2. La volonté de renforcer « l'arsenal » juridique et opérationnel contre la corruption

En complément du soutien exprimé au dispositif de la proposition de directive de lutte contre la corruption, la commission des affaires européennes souhaite conforter les dispositifs opérationnels européens visant à combattre les réseaux criminels, qui sont à l'origine d'un grand nombre de faits de corruption, et rappeler que les exigences de la lutte contre la corruption font partie de l'acquis communautaire. Elle :

- préconise une action plus ferme contre les réseaux de criminalité qui réalisent, pour 60 % d'entre eux, des actions de corruption et procèdent, pour 70 % d'entre eux, à des opérations de blanchiment : soutient le renforcement des moyens d'Europol et, en France, de l'office central pour la répression de la délinquance financière de la police judiciaire et de Tracfin118(*) ; appuie la feuille de route de l'Union européenne en matière de lutte contre le trafic de drogue, adoptée le 18 octobre 2023, qui préconise en particulier de « suivre l'argent » des réseaux criminels pour faciliter leur démantèlement et demande un déploiement rapide de « l'alliance des ports européens » annoncée le 24 janvier dernier, qui doit mobiliser autorités politiques, services répressifs, grands acteurs portuaires et compagnies maritimes contre le trafic de drogue et les « chaînes de corruption » que ces réseaux ont implantées ;

- approuve l'accord intervenu le 12 décembre 2023, sur l'actualisation de la proposition de directive relative au recouvrement et à la confiscation d'avoirs, qui renforce les dispositifs de recouvrement de ces avoirs119(*) et étend le champ possible des confiscations, et celui obtenu, le 13 décembre 2023, sur la révision de la réglementation européenne de lutte contre le blanchiment de capitaux120(*). En complément, soutient la candidature de Paris pour héberger le siège de la nouvelle autorité européenne de lutte contre le blanchiment des capitaux et le financement du terrorisme (ALBC) ;

- constate les premiers résultats positifs obtenus par le Parquet européen contre les infractions de corruption et de blanchiment portant atteinte aux intérêts financiers de l'Union européenne et encourage l'approfondissement de sa coopération opérationnelle avec les autorités et services compétents des États membres 121(*) ;

- observe avec satisfaction que la lutte contre la corruption est confirmée comme l'une des priorités de la PESC, ainsi que des politiques d'élargissement et de voisinage de l'Union européenne, dans la communication conjointe de la Commission européenne et du Haut-représentant de l'Union européenne pour les affaires étrangères et la politique de sécurité en date du 3 mai 2023 ;

- demande que l'Union européenne et les États membres veillent à obtenir de l'ensemble des pays candidats (Ukraine ; Moldavie ; Bosnie-Herzégovine et autres pays des Balkans occidentaux ; Géorgie), le respect intégral de l'acquis communautaire en matière de lutte contre la corruption.

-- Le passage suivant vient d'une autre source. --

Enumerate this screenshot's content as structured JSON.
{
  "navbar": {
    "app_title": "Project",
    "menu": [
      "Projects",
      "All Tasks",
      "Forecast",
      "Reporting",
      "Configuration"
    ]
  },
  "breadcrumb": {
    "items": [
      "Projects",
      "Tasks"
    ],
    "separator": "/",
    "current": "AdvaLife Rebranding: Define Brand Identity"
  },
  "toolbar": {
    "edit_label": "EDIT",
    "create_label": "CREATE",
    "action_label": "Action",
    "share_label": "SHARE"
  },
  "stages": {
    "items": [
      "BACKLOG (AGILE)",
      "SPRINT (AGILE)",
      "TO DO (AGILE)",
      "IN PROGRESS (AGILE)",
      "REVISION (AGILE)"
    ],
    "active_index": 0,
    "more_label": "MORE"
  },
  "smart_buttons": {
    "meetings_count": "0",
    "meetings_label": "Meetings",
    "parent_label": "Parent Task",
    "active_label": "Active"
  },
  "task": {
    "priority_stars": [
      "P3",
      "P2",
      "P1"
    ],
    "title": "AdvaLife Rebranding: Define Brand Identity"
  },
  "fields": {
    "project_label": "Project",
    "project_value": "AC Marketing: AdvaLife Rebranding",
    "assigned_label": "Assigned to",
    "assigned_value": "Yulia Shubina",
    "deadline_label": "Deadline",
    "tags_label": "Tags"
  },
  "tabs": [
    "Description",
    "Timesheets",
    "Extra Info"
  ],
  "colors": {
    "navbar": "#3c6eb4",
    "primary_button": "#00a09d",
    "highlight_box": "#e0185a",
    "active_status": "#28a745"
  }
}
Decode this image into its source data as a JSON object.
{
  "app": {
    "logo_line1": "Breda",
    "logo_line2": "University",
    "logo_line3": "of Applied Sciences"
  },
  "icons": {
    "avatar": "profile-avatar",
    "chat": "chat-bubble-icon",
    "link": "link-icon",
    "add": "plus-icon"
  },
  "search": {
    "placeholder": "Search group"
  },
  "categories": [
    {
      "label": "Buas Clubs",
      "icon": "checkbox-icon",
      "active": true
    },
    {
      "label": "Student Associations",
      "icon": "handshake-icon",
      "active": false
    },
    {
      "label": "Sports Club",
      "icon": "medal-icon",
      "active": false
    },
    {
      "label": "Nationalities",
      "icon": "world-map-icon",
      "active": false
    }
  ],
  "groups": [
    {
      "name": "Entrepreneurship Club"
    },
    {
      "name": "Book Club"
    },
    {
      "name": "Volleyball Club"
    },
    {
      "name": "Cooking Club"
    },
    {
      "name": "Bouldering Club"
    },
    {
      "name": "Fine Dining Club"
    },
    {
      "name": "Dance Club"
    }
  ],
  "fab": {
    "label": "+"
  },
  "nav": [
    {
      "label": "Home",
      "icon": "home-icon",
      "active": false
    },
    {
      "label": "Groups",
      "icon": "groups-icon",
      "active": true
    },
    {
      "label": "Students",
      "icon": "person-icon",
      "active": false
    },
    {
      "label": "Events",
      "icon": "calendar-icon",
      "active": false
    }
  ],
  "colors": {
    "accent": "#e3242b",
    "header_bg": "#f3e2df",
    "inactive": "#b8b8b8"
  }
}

* 118 Service de renseignement placé sous l'autorité du ministère de l'Économie, des Finances et de la Souveraineté industrielle et numérique. Il concourt au développement d'une économie saine en luttant contre les circuits financiers clandestins, le blanchiment d'argent et le financement du terrorisme.

* 119 COM (2022) 245 final.

* 120 Proposition de règlement du Parlement européen et du Conseil établissant l'Autorité de lutte contre le blanchiment des capitaux et le financement du terrorisme et modifiant les règlements (UE) n°1093/2010, (UE) n°1094/2010 et (UE) n°1095/2010 du 20 juillet 2021, COM(2021) 421 final ; proposition de règlement relatif à la prévention de l'utilisation du système financier aux fins du blanchiment des capitaux ou du financement du terrorisme du 20 juillet 2021, COM(2021) 420 final ; proposition de directive relative aux mécanismes à mettre en place par les États membres pour prévenir l'utilisation du système financier aux fins du blanchiment de capitaux ou du financement du terrorisme et abrogeant la directive (UE) n°2015/849 du 20 juillet 2021, COM(2021) 423 final.

* 121 Au 31 décembre 2022, le Parquet européen avait ouvert 1 117 enquêtes, dont 116 sur des dossiers de blanchiment et 87 sur des faits de corruption.